Absolutely everybody in the world has done a version of this, which is why I felt no compunction about changing the tune, the chords, and rewriting three-quarters the lyrics (with the help of Revelation 21-22).
Opens with John the Divine on Patmos and ends with Robert Fripp in Berlin.

Nico's string bass part on this is such a mutha that we stopped for a fag half way through then did a total drop-in which nobody will ever spot. You can do that if you've been playing together for 25 years.

Build On That Shore

Soul Stirrers tune, but who hasn't ripped them off? Where Sam sang "Jesus" I've replaced it with "Kingdom" - keeps the sense intact and makes the song more accessible. It's still the most overtly "gospel" song on the album though.

Samson and Delilah

with apologies to Rev Gary Davis - I first came across this song years ago when I was (trying to) learn ragtime guitar right-hand technique. The irony is that I dispensed with all of that, using a completely different groove, and keeping the lyrics and the hook only. Sorry maestro, not up to your standard.
What really gets me about this song is that it works on so many levels - like Samson, Gary Davis became blind in his late youth, so the story has profound resonance for his personal loss and frustration. And somehow he connects Samson tearing the building down with tearing down an unacceptable social order. It is the universal statement of iconoclastic intent - can't you see Samson between the pillars at the Head Office of the Royal Bank of Scotland?

I'm A Pilgrim

One of the two stories at the heart of this album, the story of the pilgrim/prodigal/traveller on his journey to the River Jordan, which simultaneously symbolizes the passage to a better place and the certainty of death - and for those of us who have spent much of our lives travelling, there's a really personal identification in this. And I get to pretend I can impersonate Paul Foster.

Peace In The Valley

Definitely the best-known, most-recorded song on the album, this 1937 Thomas A.Dorsey tune was originally released to no interest by the Flying Clouds of Detroit in 1946, then became a million-selling number one country hit for Red Foley in 1951. When Elvis recorded it in '58 Scotty Moore ripped off the Red Foley guitar intro note for note, so I feel perfectly justified in doing exactly the same.
The chorus on this tune features an understated part from a mystery accordion player. Well, he was always going to, wasn't he?

Joe Louis

When the Dixieaires recorded this in 1947 it would have been a daring piece of contemporary social commentary with its overt relation of the struggles of the Children of Israel to black champions overcoming white supremacy. It's still a great tune, and the only one where I used backing vocals because that relationship is central to the song.

Something Within

This is the other really important message on the album. I first heard this performed by the Flying Clouds of Detroit, we used that version as the intro tape for the Proclaimers live shows 88 - 91.
I've completely re-written the second verse so that this song becomes the manifesto for the whole album, which is why it's the last tune.
We also recorded it last, (can't you tell by the state of the voice?) and it's the only track where Keith plays the drums live with Nico and I - all in the same room, no mistakes possible gents. First take, of course.
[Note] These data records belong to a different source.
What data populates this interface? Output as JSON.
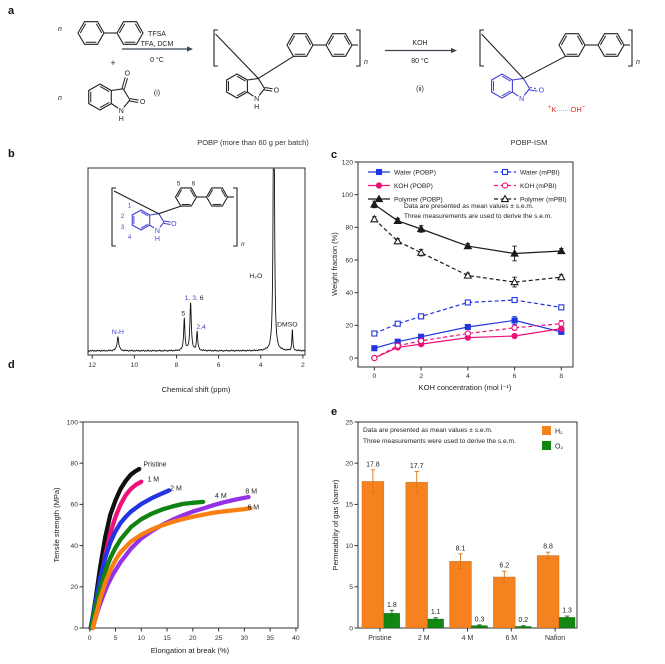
{
  "panels": {
    "a": "a",
    "b": "b",
    "c": "c",
    "d": "d",
    "e": "e"
  },
  "panel_a": {
    "n": "n",
    "plus": "+",
    "step1": {
      "reagent1": "TFSA",
      "reagent2": "TFA, DCM",
      "temp": "0 °C",
      "label": "(i)"
    },
    "step2": {
      "reagent1": "KOH",
      "temp": "80 °C",
      "label": "(ii)"
    },
    "atoms": {
      "o": "O",
      "n": "N",
      "h": "H"
    },
    "ion": {
      "plus": "+",
      "cation": "K",
      "dots": "·······",
      "anion": "OH",
      "minus": "−"
    },
    "colors": {
      "highlight_blue": "#4543d2",
      "ion_red": "#e42821",
      "bond_black": "#222222",
      "arrow": "#3c4650"
    }
  },
  "chart_data": [
    {
      "panel": "b",
      "type": "line",
      "subtype": "nmr-spectrum",
      "title": "POBP (more than 60 g per batch)",
      "xlabel": "Chemical shift (ppm)",
      "xlim": [
        12.2,
        1.9
      ],
      "x_ticks": [
        12,
        10,
        8,
        6,
        4,
        2
      ],
      "peaks": [
        {
          "ppm": 10.78,
          "rel_height": 0.075,
          "width": 0.05,
          "label": "N-H",
          "label_color": "#4543d2",
          "label_dx": 0
        },
        {
          "ppm": 7.63,
          "rel_height": 0.175,
          "width": 0.035,
          "label": "5",
          "label_color": "#222222",
          "label_dx": -1
        },
        {
          "ppm": 7.33,
          "rel_height": 0.26,
          "width": 0.04,
          "label": "1, 3,",
          "label2": " 6",
          "label_color": "#4543d2",
          "label_dx": 3.5
        },
        {
          "ppm": 7.02,
          "rel_height": 0.1,
          "width": 0.035,
          "label": "2,4",
          "label_color": "#4543d2",
          "label_dx": 4
        },
        {
          "ppm": 3.38,
          "rel_height": 2.0,
          "width": 0.03,
          "label": "H₂O",
          "label_color": "#222222",
          "label_dx": -18
        },
        {
          "ppm": 2.5,
          "rel_height": 0.115,
          "width": 0.025,
          "label": "DMSO",
          "label_color": "#222222",
          "label_dx": -5
        }
      ],
      "inset_ring_numbers": [
        "1",
        "2",
        "3",
        "4",
        "5",
        "6"
      ],
      "inset_n": "n"
    },
    {
      "panel": "c",
      "type": "line",
      "title": "POBP-ISM",
      "xlabel": "KOH concentration (mol l⁻¹)",
      "ylabel": "Weight fraction (%)",
      "xlim": [
        -0.7,
        8.5
      ],
      "ylim": [
        -5.5,
        120
      ],
      "x_ticks": [
        0,
        2,
        4,
        6,
        8
      ],
      "y_ticks": [
        0,
        20,
        40,
        60,
        80,
        100,
        120
      ],
      "x": [
        0,
        1,
        2,
        4,
        6,
        8
      ],
      "series": [
        {
          "name": "Water (POBP)",
          "color": "#2135e0",
          "marker": "square",
          "filled": true,
          "dashed": false,
          "values": [
            6,
            10,
            13,
            19,
            23,
            16
          ],
          "err": [
            0.8,
            1,
            1,
            1.2,
            2.5,
            1
          ]
        },
        {
          "name": "KOH (POBP)",
          "color": "#ee1178",
          "marker": "circle",
          "filled": true,
          "dashed": false,
          "values": [
            0,
            6.5,
            8.5,
            12.5,
            13.5,
            18
          ],
          "err": [
            0.5,
            0.8,
            0.8,
            1,
            1,
            1.2
          ]
        },
        {
          "name": "Polymer (POBP)",
          "color": "#1a1a1a",
          "marker": "triangle",
          "filled": true,
          "dashed": false,
          "values": [
            94,
            84,
            79,
            68.5,
            64,
            65.5
          ],
          "err": [
            2,
            1.5,
            2,
            1.5,
            4.5,
            1.5
          ]
        },
        {
          "name": "Water (mPBI)",
          "color": "#2135e0",
          "marker": "square",
          "filled": false,
          "dashed": true,
          "values": [
            15,
            21,
            25.5,
            34,
            35.5,
            31
          ],
          "err": [
            1,
            1,
            1.5,
            1.2,
            1.5,
            1
          ]
        },
        {
          "name": "KOH (mPBI)",
          "color": "#ee1178",
          "marker": "circle",
          "filled": false,
          "dashed": true,
          "values": [
            0,
            7.5,
            10.5,
            15,
            18.5,
            21
          ],
          "err": [
            0.5,
            0.8,
            1,
            1,
            1.5,
            2
          ]
        },
        {
          "name": "Polymer (mPBI)",
          "color": "#1a1a1a",
          "marker": "triangle",
          "filled": false,
          "dashed": true,
          "values": [
            85,
            71.5,
            64.5,
            50.5,
            46.5,
            49.5
          ],
          "err": [
            1.5,
            1.5,
            2,
            1.5,
            3,
            1.5
          ]
        }
      ],
      "legend_layout": [
        [
          0,
          3
        ],
        [
          1,
          4
        ],
        [
          2,
          5
        ]
      ],
      "annotation": [
        "Data are presented as mean values ± s.e.m.",
        "Three measurements are used to derive the s.e.m."
      ]
    },
    {
      "panel": "d",
      "type": "line",
      "xlabel": "Elongation at break (%)",
      "ylabel": "Tensile strength (MPa)",
      "xlim": [
        -1.3,
        40.4
      ],
      "ylim": [
        0,
        100
      ],
      "x_ticks": [
        0,
        5,
        10,
        15,
        20,
        25,
        30,
        35,
        40
      ],
      "y_ticks": [
        0,
        20,
        40,
        60,
        80,
        100
      ],
      "series": [
        {
          "name": "Pristine",
          "color": "#101010",
          "label_at": [
            10.4,
            78.5
          ],
          "points": [
            [
              0.2,
              0
            ],
            [
              0.7,
              7
            ],
            [
              1.2,
              15
            ],
            [
              2,
              29
            ],
            [
              3,
              44
            ],
            [
              4,
              55
            ],
            [
              5,
              62
            ],
            [
              6,
              67.5
            ],
            [
              7,
              71.5
            ],
            [
              8,
              74.5
            ],
            [
              9,
              76.3
            ],
            [
              9.6,
              77.2
            ]
          ]
        },
        {
          "name": "1 M",
          "color": "#ee1178",
          "label_at": [
            11.2,
            71
          ],
          "points": [
            [
              0.5,
              0
            ],
            [
              1,
              7
            ],
            [
              2,
              21
            ],
            [
              3,
              35
            ],
            [
              4,
              46
            ],
            [
              5,
              54
            ],
            [
              6,
              60
            ],
            [
              7,
              64.5
            ],
            [
              8,
              67.5
            ],
            [
              9,
              69.6
            ],
            [
              10,
              71
            ]
          ]
        },
        {
          "name": "2 M",
          "color": "#2135e0",
          "label_at": [
            15.6,
            66.8
          ],
          "points": [
            [
              0.2,
              0
            ],
            [
              1,
              11
            ],
            [
              2,
              24
            ],
            [
              3,
              34
            ],
            [
              4,
              41.5
            ],
            [
              5,
              47
            ],
            [
              6,
              51
            ],
            [
              7,
              54
            ],
            [
              8,
              56.5
            ],
            [
              10,
              60.2
            ],
            [
              12,
              63
            ],
            [
              14,
              65.3
            ],
            [
              15.4,
              66.8
            ]
          ]
        },
        {
          "name": "4 M",
          "color": "#108312",
          "label_at": [
            24.3,
            63
          ],
          "points": [
            [
              0.3,
              0
            ],
            [
              1,
              9
            ],
            [
              2,
              19
            ],
            [
              3,
              27.5
            ],
            [
              4,
              34
            ],
            [
              5,
              39
            ],
            [
              6,
              43
            ],
            [
              8,
              49
            ],
            [
              10,
              52.8
            ],
            [
              12,
              55.5
            ],
            [
              14,
              57.5
            ],
            [
              16,
              59
            ],
            [
              18,
              60.2
            ],
            [
              20,
              60.8
            ],
            [
              22,
              61.2
            ]
          ]
        },
        {
          "name": "8 M",
          "color": "#9632e6",
          "label_at": [
            30.2,
            65.2
          ],
          "points": [
            [
              0.6,
              0
            ],
            [
              1.5,
              8
            ],
            [
              2.5,
              15
            ],
            [
              3.5,
              21
            ],
            [
              4.5,
              26
            ],
            [
              6,
              32
            ],
            [
              8,
              38.5
            ],
            [
              10,
              43.5
            ],
            [
              12,
              47
            ],
            [
              14,
              50
            ],
            [
              16,
              52.5
            ],
            [
              18,
              54.6
            ],
            [
              20,
              56.5
            ],
            [
              22,
              58
            ],
            [
              24,
              59.6
            ],
            [
              26,
              61
            ],
            [
              28,
              62.2
            ],
            [
              30,
              63.2
            ],
            [
              30.8,
              63.6
            ]
          ]
        },
        {
          "name": "6 M",
          "color": "#fa7e10",
          "label_at": [
            30.6,
            57.5
          ],
          "points": [
            [
              0.6,
              0
            ],
            [
              1.3,
              7
            ],
            [
              2,
              14
            ],
            [
              3,
              22
            ],
            [
              4,
              28
            ],
            [
              5,
              33
            ],
            [
              6,
              36.8
            ],
            [
              8,
              42
            ],
            [
              10,
              45.3
            ],
            [
              12,
              47.8
            ],
            [
              14,
              49.8
            ],
            [
              16,
              51.4
            ],
            [
              18,
              52.8
            ],
            [
              20,
              54
            ],
            [
              22,
              55
            ],
            [
              24,
              55.9
            ],
            [
              26,
              56.6
            ],
            [
              28,
              57.2
            ],
            [
              30,
              57.7
            ],
            [
              31.2,
              58.2
            ]
          ]
        }
      ]
    },
    {
      "panel": "e",
      "type": "bar",
      "ylabel": "Permeability of gas (barrer)",
      "categories": [
        "Pristine",
        "2 M",
        "4 M",
        "6 M",
        "Nafion"
      ],
      "ylim": [
        0,
        25
      ],
      "y_ticks": [
        0,
        5,
        10,
        15,
        20,
        25
      ],
      "series": [
        {
          "name": "H₂",
          "color": "#f5821f",
          "err_color": "#e07414",
          "values": [
            17.8,
            17.7,
            8.1,
            6.2,
            8.8
          ],
          "err": [
            1.4,
            1.3,
            0.9,
            0.7,
            0.4
          ],
          "labels": [
            "17.8",
            "17.7",
            "8.1",
            "6.2",
            "8.8"
          ]
        },
        {
          "name": "O₂",
          "color": "#128712",
          "err_color": "#0e6e0e",
          "values": [
            1.8,
            1.1,
            0.3,
            0.2,
            1.3
          ],
          "err": [
            0.35,
            0.15,
            0.08,
            0.08,
            0.15
          ],
          "labels": [
            "1.8",
            "1.1",
            "0.3",
            "0.2",
            "1.3"
          ]
        }
      ],
      "annotation": [
        "Data are presented as mean values ± s.e.m.",
        "Three measurements were used to derive the s.e.m."
      ]
    }
  ]
}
Session notes for the equipment geek:

Nico Bruce used Bella II, a lovely carved bass from China - Like many middle-aged men he replaced his older British model, Bella, with something more exotic from the Far East...

Neil Weir used a hand-made Taylor Chicago Standard trumpet "the best instrument I have ever had the pleasure of playing".

Keith Burns used a tiny Pearl jazz kit with distant mics only.

I used my 1962 Gibson 355 through a Fender Deluxe Reverb or a Fender Excelsior. And a Martin OM-21.

Stuart Hamilton used some of the wildest looking microphones I've ever seen and mic amps and compressors with huge Bakelite knobs.

Phil Cunningham used his ears and what's between them.